American Women Playwrights (July 2022)

This essay first appeared in the July 2022 issue of Choice (volume 59 | issue 11).

Introduction:

In an October 2021 essay published in The New York Times, noted playwright Theresa Rebeck asserted that as the American theater reinvents itself to welcome artists of color following the COVID-19 pandemic and the We See You White American Theatre (We See You W.A.T.) movement, there is still gender bias afoot. “A racial reckoning is underway in theatre,” Rebeck proclaims but “where is the gender reckoning?” She celebrates recent victories for American women playwrights, citing pre-pandemic statistics from The Count 2.0, a project cosponsored by the Lillys and the Dramatists Guild, that 31 percent of plays produced professionally nationwide were authored by women, up from 28 percent in their previous survey.

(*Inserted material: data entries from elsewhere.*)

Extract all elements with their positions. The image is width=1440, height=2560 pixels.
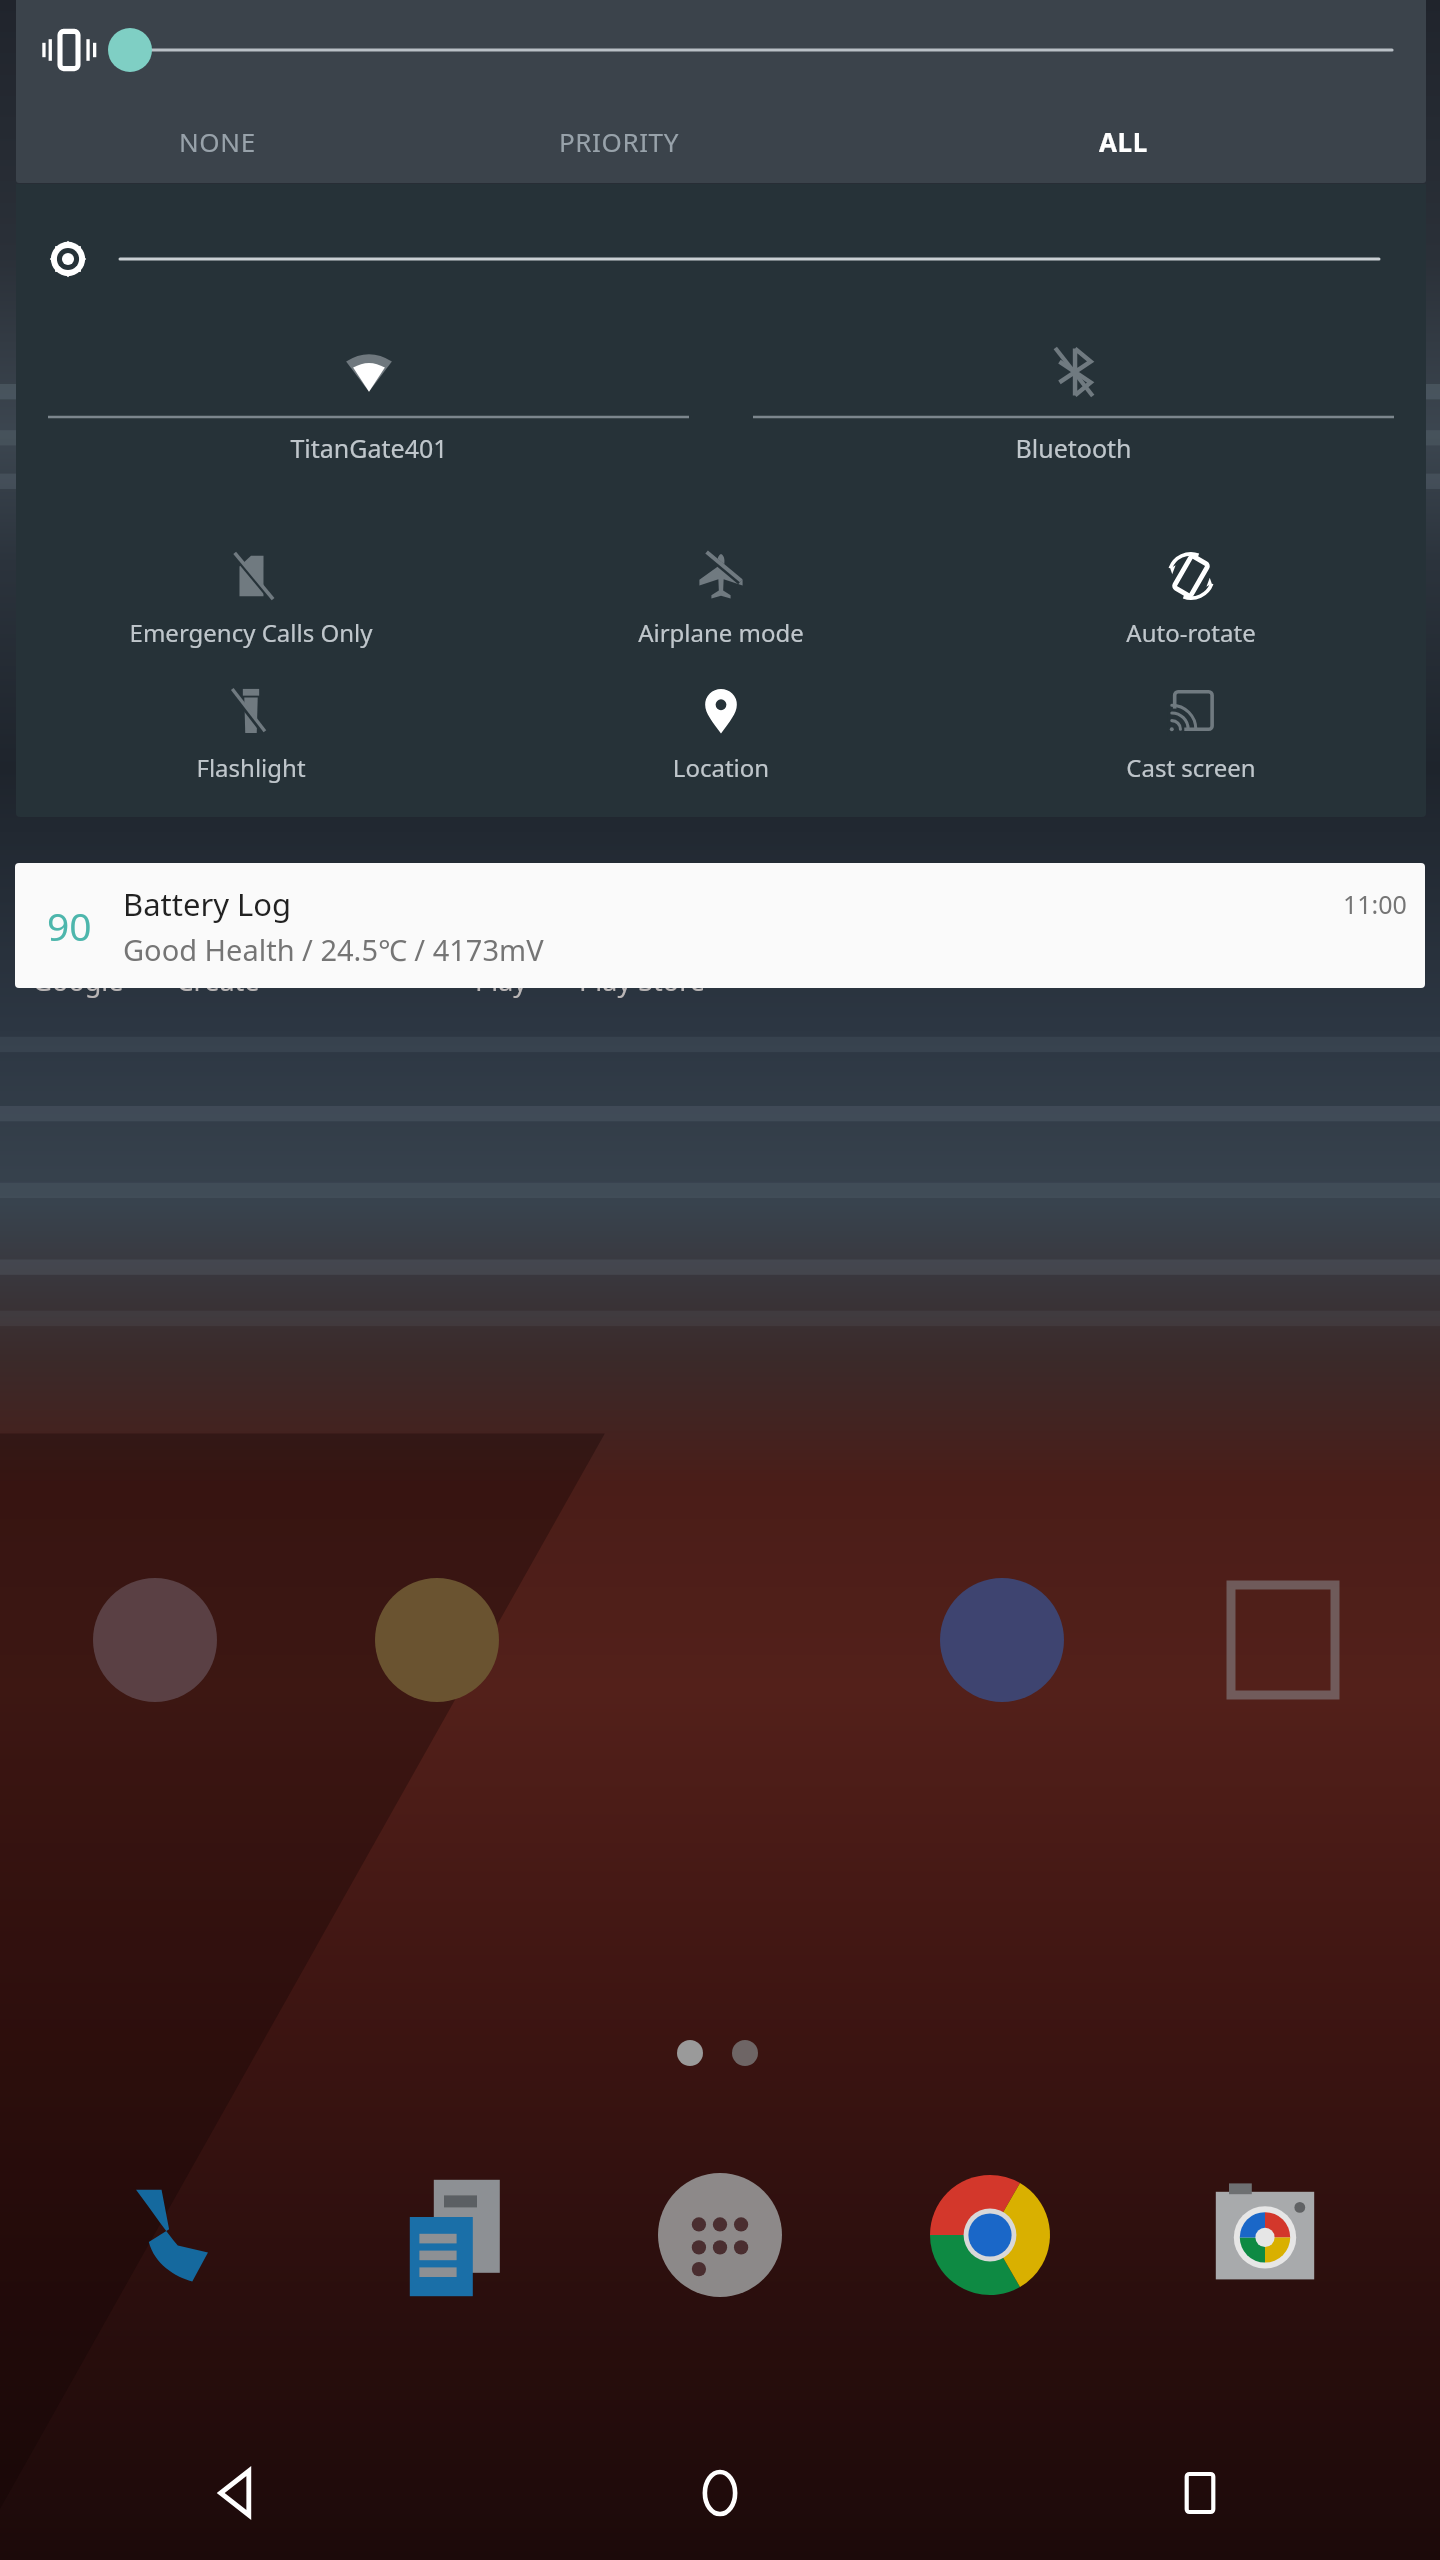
staticText: PRIORITY [559,124,679,159]
button[interactable]: TitanGate401 [16,334,721,544]
button[interactable]: PRIORITY [418,100,820,183]
button[interactable]: Cast screen [956,679,1426,814]
staticText: NONE [179,124,256,159]
staticText: Play Store [572,962,712,999]
staticText: Auto-rotate [958,616,1424,649]
staticText: Airplane mode [488,616,954,649]
staticText: 11:00 [1343,887,1407,921]
button[interactable]: Airplane mode [486,544,956,679]
button[interactable]: 90 [15,863,1425,988]
button[interactable]: Bluetooth [721,334,1426,544]
button[interactable]: Home [480,2425,960,2560]
staticText: Good Health / 24.5℃ / 4173mV [123,930,544,969]
staticText: ALL [1099,124,1148,159]
staticText: Location [488,751,954,784]
staticText: Create [148,962,288,999]
button[interactable] [16,184,1426,334]
staticText: 90 [47,899,92,952]
button[interactable] [112,0,1392,100]
staticText: Bluetooth [1015,431,1132,465]
staticText: Emergency Calls Only [18,616,484,649]
staticText: Battery Log [123,883,292,925]
button[interactable]: Ringer mode vibrate [26,7,112,93]
button[interactable]: Back [0,2425,480,2560]
button[interactable]: Recent apps [960,2425,1440,2560]
staticText: Play [431,962,571,999]
button[interactable]: Auto-rotate [956,544,1426,679]
staticText: Cast screen [958,751,1424,784]
button[interactable]: NONE [16,100,418,183]
button[interactable]: Flashlight [16,679,486,814]
staticText: Flashlight [18,751,484,784]
button[interactable]: Location [486,679,956,814]
button[interactable]: Emergency Calls Only [16,544,486,679]
staticText: TitanGate401 [290,431,448,465]
staticText: Google [8,962,148,999]
button[interactable]: ALL [820,100,1426,183]
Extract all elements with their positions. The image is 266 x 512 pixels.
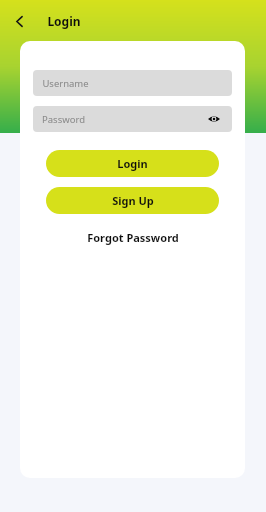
button[interactable]: Username bbox=[33, 70, 232, 96]
staticText: Forgot Password bbox=[87, 230, 179, 245]
staticText: Sign Up bbox=[112, 193, 154, 208]
button[interactable]: Forgot Password bbox=[33, 228, 232, 246]
button[interactable]: Back bbox=[5, 7, 33, 35]
staticText: Login bbox=[117, 156, 148, 171]
staticText: Password bbox=[42, 113, 85, 126]
button[interactable]: Login bbox=[46, 150, 219, 177]
button[interactable]: Sign Up bbox=[46, 187, 219, 214]
staticText: Login bbox=[47, 13, 81, 29]
button[interactable]: Password bbox=[33, 106, 232, 132]
button[interactable]: Show password bbox=[205, 110, 223, 128]
staticText: Username bbox=[42, 77, 89, 90]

This seemed like good news until she saw the announcement from Center Theater Group of Los Angeles, one of America’s leading theaters, that the 2021-22 season would feature ten plays by “a dazzlingly diverse and talented” group of mostly BIPOC (Black, indigenous, and people of color) playwrights with only one play written by a woman. “Nine men, one woman,” Rebeck notes with dismay. “This time of racial reckoning is vital and essential. But what if the outcome of all of this is that there are more men, of all different races, telling their stories to audiences all over America, and the women are largely shut out again?”


About the Author:

Dr. Martha Schmoyer LoMonaco is professor of theatre and American studies at Fairfield University in Connecticut. She regularly directs plays by and teaches courses on American women playwrights.